On the other hand, members of Fossil Free GW asked the University to disclose its investments in fossil fuels and remove them from the endowment – an ask that over 70 percent of students who voted in the SA elections supported, but that the University has yet to publicly acknowledge. Fossil Free GW organizer Frank Fritz said in an email that the group has also met with several top administrators, including Knapp, Dean of Student Affairs Peter Konwerski and director of GW’s sustainability office Meghan Chapple.
But the group asked for too much, since students can’t be sure how much the University has actually invested in fossil fuels. Clearly, asking too much can be detrimental, especially when such big demands are made with little knowledge of how they might affect GW in the long run.
That process, known as divestment, joins sexual assault as a major national conversation in higher education over the last several years – but divestment may not be financially feasible for every school. Sexual assault, on the other hand, is something that officials can publicly work to prevent.

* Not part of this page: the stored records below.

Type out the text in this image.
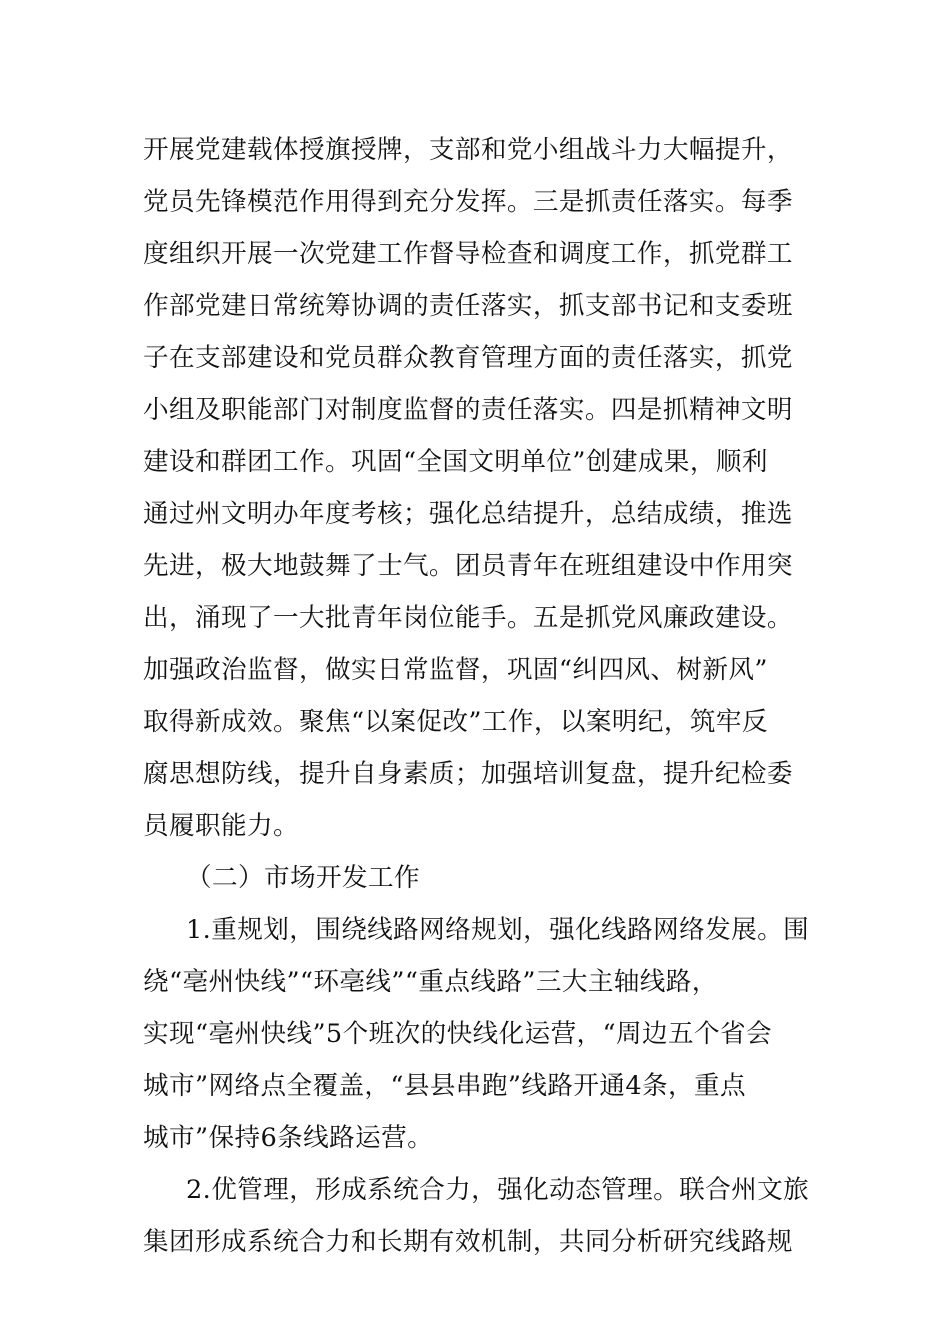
开展党建载体授旗授牌，支部和党小组战斗力大幅提升，
党员先锋模范作用得到充分发挥。三是抓责任落实。每季
度组织开展一次党建工作督导检查和调度工作，抓党群工
作部党建日常统筹协调的责任落实，抓支部书记和支委班
子在支部建设和党员群众教育管理方面的责任落实，抓党
小组及职能部门对制度监督的责任落实。四是抓精神文明
建设和群团工作。巩固“全国文明单位”创建成果，顺利
通过州文明办年度考核；强化总结提升，总结成绩，推选
先进，极大地鼓舞了士气。团员青年在班组建设中作用突
出，涌现了一大批青年岗位能手。五是抓党风廉政建设。
加强政治监督，做实日常监督，巩固“纠四风、树新风”
取得新成效。聚焦“以案促改”工作，以案明纪，筑牢反
腐思想防线，提升自身素质；加强培训复盘，提升纪检委
员履职能力。
（二）市场开发工作
1.重规划，围绕线路网络规划，强化线路网络发展。围
绕“亳州快线”“环亳线”“重点线路”三大主轴线路，
实现“亳州快线”5个班次的快线化运营，“周边五个省会
城市”网络点全覆盖，“县县串跑”线路开通4条，重点
城市”保持6条线路运营。
2.优管理，形成系统合力，强化动态管理。联合州文旅
集团形成系统合力和长期有效机制，共同分析研究线路规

Zillman said SASA’s momentum began shortly after controversial remarks made by former University President Stephen Joel Trachtenberg, in which he suggested that sexual assault could be prevented if college women drank less alcohol.

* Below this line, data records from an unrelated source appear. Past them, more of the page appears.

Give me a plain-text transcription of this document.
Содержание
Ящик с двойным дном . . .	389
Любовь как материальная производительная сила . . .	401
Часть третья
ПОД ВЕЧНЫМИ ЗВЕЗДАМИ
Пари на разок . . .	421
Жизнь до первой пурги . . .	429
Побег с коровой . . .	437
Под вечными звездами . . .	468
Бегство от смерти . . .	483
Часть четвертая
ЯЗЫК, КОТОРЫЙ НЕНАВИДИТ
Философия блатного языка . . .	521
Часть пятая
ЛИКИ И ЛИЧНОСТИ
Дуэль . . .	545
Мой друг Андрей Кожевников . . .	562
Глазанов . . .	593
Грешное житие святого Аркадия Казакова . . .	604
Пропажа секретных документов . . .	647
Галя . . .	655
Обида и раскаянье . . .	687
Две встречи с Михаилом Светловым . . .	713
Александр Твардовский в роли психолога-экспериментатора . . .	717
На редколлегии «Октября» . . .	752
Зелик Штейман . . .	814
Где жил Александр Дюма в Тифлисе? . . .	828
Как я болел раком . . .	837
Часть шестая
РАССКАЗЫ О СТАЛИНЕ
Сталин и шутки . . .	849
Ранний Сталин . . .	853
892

“We’ve become a voice that the administration is conscious of and feels compelled to acknowledge, because we do have a broad base of campus support and we are pushing for change that they, for the most part, agree with,” Zillman said.
Certainly, the national momentum behind sexual assault education has been helpful for SASA. But national attention hasn’t been helpful for every group, since conversations about fossil fuel divestment and race relations have been prominent on other college campuses, as well.

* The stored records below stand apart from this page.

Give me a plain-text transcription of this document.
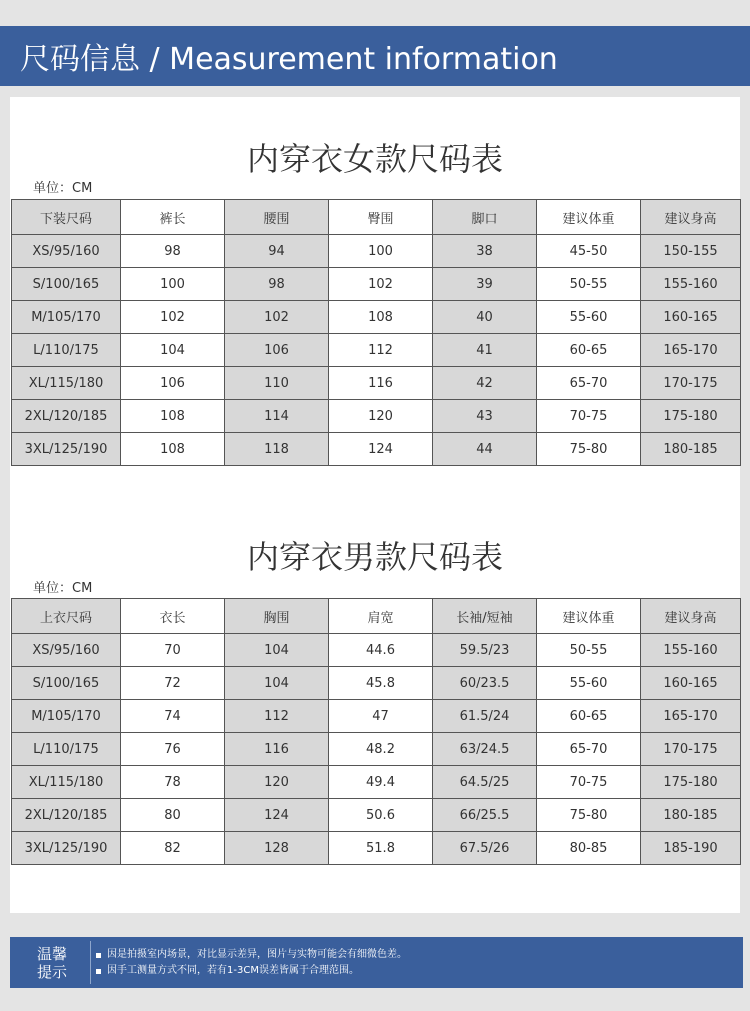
尺码信息 / Measurement information
内穿衣女款尺码表
单位：CM
下装尺码	裤长	腰围	臀围	脚口	建议体重	建议身高
XS/95/160	98	94	100	38	45-50	150-155
S/100/165	100	98	102	39	50-55	155-160
M/105/170	102	102	108	40	55-60	160-165
L/110/175	104	106	112	41	60-65	165-170
XL/115/180	106	110	116	42	65-70	170-175
2XL/120/185	108	114	120	43	70-75	175-180
3XL/125/190	108	118	124	44	75-80	180-185
内穿衣男款尺码表
单位：CM
上衣尺码	衣长	胸围	肩宽	长袖/短袖	建议体重	建议身高
XS/95/160	70	104	44.6	59.5/23	50-55	155-160
S/100/165	72	104	45.8	60/23.5	55-60	160-165
M/105/170	74	112	47	61.5/24	60-65	165-170
L/110/175	76	116	48.2	63/24.5	65-70	170-175
XL/115/180	78	120	49.4	64.5/25	70-75	175-180
2XL/120/185	80	124	50.6	66/25.5	75-80	180-185
3XL/125/190	82	128	51.8	67.5/26	80-85	185-190
温馨
提示
因是拍摄室内场景，对比显示差异，图片与实物可能会有细微色差。
因手工测量方式不同，若有1-3CM误差皆属于合理范围。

This year, we’ve seen the Ferguson Coalition struggle to convince the University that their goals should be addressed. Although they’ve been given a seat at the table during the search process for the new chief of the University Police Department, they haven’t made much progress otherwise. That’s largely because we’ve seen no significant pattern of police violence against minorities on campus – so no one has paid them much attention outside of their widely-publicized die-in.
In addition, student groups should be careful not to antagonize officials with attention-grabbing displays that have little substance. As student advocacy ramps up on GW’s campus, students would do well to remember that intrusive demonstrations tend to annoy universities, rather than motivate them to act.
Sure, SASA has had its public spectacles, like their recent march to Rice Hall with mattresses on their backs. But they’ve been careful to balance those public spectacles with mature, substantive conversations with administrators. In return, GW has taken those conversations seriously.
Some other student organizations haven’t been quite as successful and run the risk of being brushed off by the University.
Obviously, none of this should keep student organizations from advocating on behalf of students. Just because a fight isn’t easy to win doesn’t mean it isn’t worth fighting – and it’s impressive and admirable that so many student groups have made their voices heard.
But if we’ve learned anything this year, it’s that some student advocacy battles will be better fought than others.
The editorial board is composed of Hatchet staff members and operates separately from the newsroom. This week’s piece was written by opinions editor Robin Jones Kerr and contributing opinions editor Sarah Blugis, based on discussions with managing director Justin Peligri, sports editor Nora Princiotti, copy editor Rachel Smilan-Goldstein and design assistant Samantha LaFrance.